Evolutionary dynamics of the delayed replicator-mutator equation: Limit cycle and cooperation

TL;DR

This paper investigates how delay and mutation influence the dynamics of cooperation and defection in evolutionary game theory, revealing conditions for stable oscillations and coexistence in classic symmetric games.

Contribution

It analytically and numerically characterizes the conditions under which delay induces Hopf bifurcations and stable limit cycles in the delayed replicator-mutator equation.

Findings

Delay can induce stable oscillations in cooperation and defection.

Mutation alone does not cause oscillatory behavior.

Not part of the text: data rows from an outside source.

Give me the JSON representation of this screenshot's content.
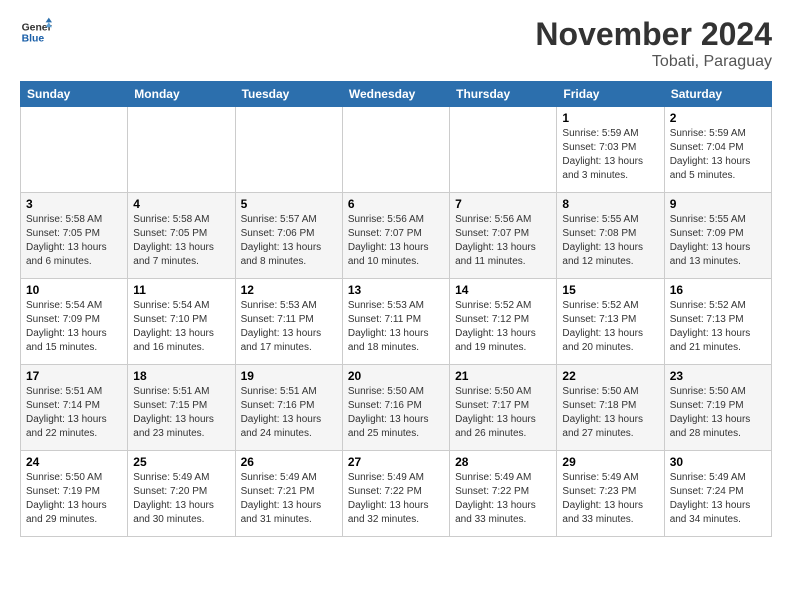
{
  "logo": {
    "line1": "General",
    "line2": "Blue"
  },
  "title": "November 2024",
  "subtitle": "Tobati, Paraguay",
  "days_header": [
    "Sunday",
    "Monday",
    "Tuesday",
    "Wednesday",
    "Thursday",
    "Friday",
    "Saturday"
  ],
  "weeks": [
    [
      {
        "day": "",
        "info": ""
      },
      {
        "day": "",
        "info": ""
      },
      {
        "day": "",
        "info": ""
      },
      {
        "day": "",
        "info": ""
      },
      {
        "day": "",
        "info": ""
      },
      {
        "day": "1",
        "info": "Sunrise: 5:59 AM\nSunset: 7:03 PM\nDaylight: 13 hours\nand 3 minutes."
      },
      {
        "day": "2",
        "info": "Sunrise: 5:59 AM\nSunset: 7:04 PM\nDaylight: 13 hours\nand 5 minutes."
      }
    ],
    [
      {
        "day": "3",
        "info": "Sunrise: 5:58 AM\nSunset: 7:05 PM\nDaylight: 13 hours\nand 6 minutes."
      },
      {
        "day": "4",
        "info": "Sunrise: 5:58 AM\nSunset: 7:05 PM\nDaylight: 13 hours\nand 7 minutes."
      },
      {
        "day": "5",
        "info": "Sunrise: 5:57 AM\nSunset: 7:06 PM\nDaylight: 13 hours\nand 8 minutes."
      },
      {
        "day": "6",
        "info": "Sunrise: 5:56 AM\nSunset: 7:07 PM\nDaylight: 13 hours\nand 10 minutes."
      },
      {
        "day": "7",
        "info": "Sunrise: 5:56 AM\nSunset: 7:07 PM\nDaylight: 13 hours\nand 11 minutes."
      },
      {
        "day": "8",
        "info": "Sunrise: 5:55 AM\nSunset: 7:08 PM\nDaylight: 13 hours\nand 12 minutes."
      },
      {
        "day": "9",
        "info": "Sunrise: 5:55 AM\nSunset: 7:09 PM\nDaylight: 13 hours\nand 13 minutes."
      }
    ],
    [
      {
        "day": "10",
        "info": "Sunrise: 5:54 AM\nSunset: 7:09 PM\nDaylight: 13 hours\nand 15 minutes."
      },
      {
        "day": "11",
        "info": "Sunrise: 5:54 AM\nSunset: 7:10 PM\nDaylight: 13 hours\nand 16 minutes."
      },
      {
        "day": "12",
        "info": "Sunrise: 5:53 AM\nSunset: 7:11 PM\nDaylight: 13 hours\nand 17 minutes."
      },
      {
        "day": "13",
        "info": "Sunrise: 5:53 AM\nSunset: 7:11 PM\nDaylight: 13 hours\nand 18 minutes."
      },
      {
        "day": "14",
        "info": "Sunrise: 5:52 AM\nSunset: 7:12 PM\nDaylight: 13 hours\nand 19 minutes."
      },
      {
        "day": "15",
        "info": "Sunrise: 5:52 AM\nSunset: 7:13 PM\nDaylight: 13 hours\nand 20 minutes."
      },
      {
        "day": "16",
        "info": "Sunrise: 5:52 AM\nSunset: 7:13 PM\nDaylight: 13 hours\nand 21 minutes."
      }
    ],
    [
      {
        "day": "17",
        "info": "Sunrise: 5:51 AM\nSunset: 7:14 PM\nDaylight: 13 hours\nand 22 minutes."
      },
      {
        "day": "18",
        "info": "Sunrise: 5:51 AM\nSunset: 7:15 PM\nDaylight: 13 hours\nand 23 minutes."
      },
      {
        "day": "19",
        "info": "Sunrise: 5:51 AM\nSunset: 7:16 PM\nDaylight: 13 hours\nand 24 minutes."
      },
      {
        "day": "20",
        "info": "Sunrise: 5:50 AM\nSunset: 7:16 PM\nDaylight: 13 hours\nand 25 minutes."
      },
      {
        "day": "21",
        "info": "Sunrise: 5:50 AM\nSunset: 7:17 PM\nDaylight: 13 hours\nand 26 minutes."
      },
      {
        "day": "22",
        "info": "Sunrise: 5:50 AM\nSunset: 7:18 PM\nDaylight: 13 hours\nand 27 minutes."
      },
      {
        "day": "23",
        "info": "Sunrise: 5:50 AM\nSunset: 7:19 PM\nDaylight: 13 hours\nand 28 minutes."
      }
    ],
    [
      {
        "day": "24",
        "info": "Sunrise: 5:50 AM\nSunset: 7:19 PM\nDaylight: 13 hours\nand 29 minutes."
      },
      {
        "day": "25",
        "info": "Sunrise: 5:49 AM\nSunset: 7:20 PM\nDaylight: 13 hours\nand 30 minutes."
      },
      {
        "day": "26",
        "info": "Sunrise: 5:49 AM\nSunset: 7:21 PM\nDaylight: 13 hours\nand 31 minutes."
      },
      {
        "day": "27",
        "info": "Sunrise: 5:49 AM\nSunset: 7:22 PM\nDaylight: 13 hours\nand 32 minutes."
      },
      {
        "day": "28",
        "info": "Sunrise: 5:49 AM\nSunset: 7:22 PM\nDaylight: 13 hours\nand 33 minutes."
      },
      {
        "day": "29",
        "info": "Sunrise: 5:49 AM\nSunset: 7:23 PM\nDaylight: 13 hours\nand 33 minutes."
      },
      {
        "day": "30",
        "info": "Sunrise: 5:49 AM\nSunset: 7:24 PM\nDaylight: 13 hours\nand 34 minutes."
      }
    ]
  ]
}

Delay can trigger Hopf bifurcation even without mutation.

Abstract

Game theory deals with strategic interactions among players and evolutionary game dynamics tracks the fate of the players' populations under selection. In this paper, we consider the replicator equation for two-player-two-strategy games involving cooperators and defectors. We modify the equation to include the effect of mutation and also delay that corresponds either to the delayed information about the population state or in realizing the effect of interaction among players. By focusing on the four exhaustive classes of symmetrical games -- the Stag Hunt game, the Snowdrift game, the Prisoners' Dilemma game, and the Harmony game -- we analytically and numerically analyze delayed replicator-mutator equation to find the explicit condition for the Hopf bifurcation bringing forth stable limit cycle. The existence of the asymptotically stable limit cycle imply the coexistence of the cooperators and the defectors; and in the games, where defection is a stable Nash strategy, a stable limit cycle does provide a mechanism for evolution of cooperation. We find that while mutation alone can never lead to oscillatory cooperation state in two-player-two-strategy games, the delay can change the scenario. On the other hand, there are situations when delay alone cannot lead to the Hopf bifurcation in the absence of mutation in the selection dynamics.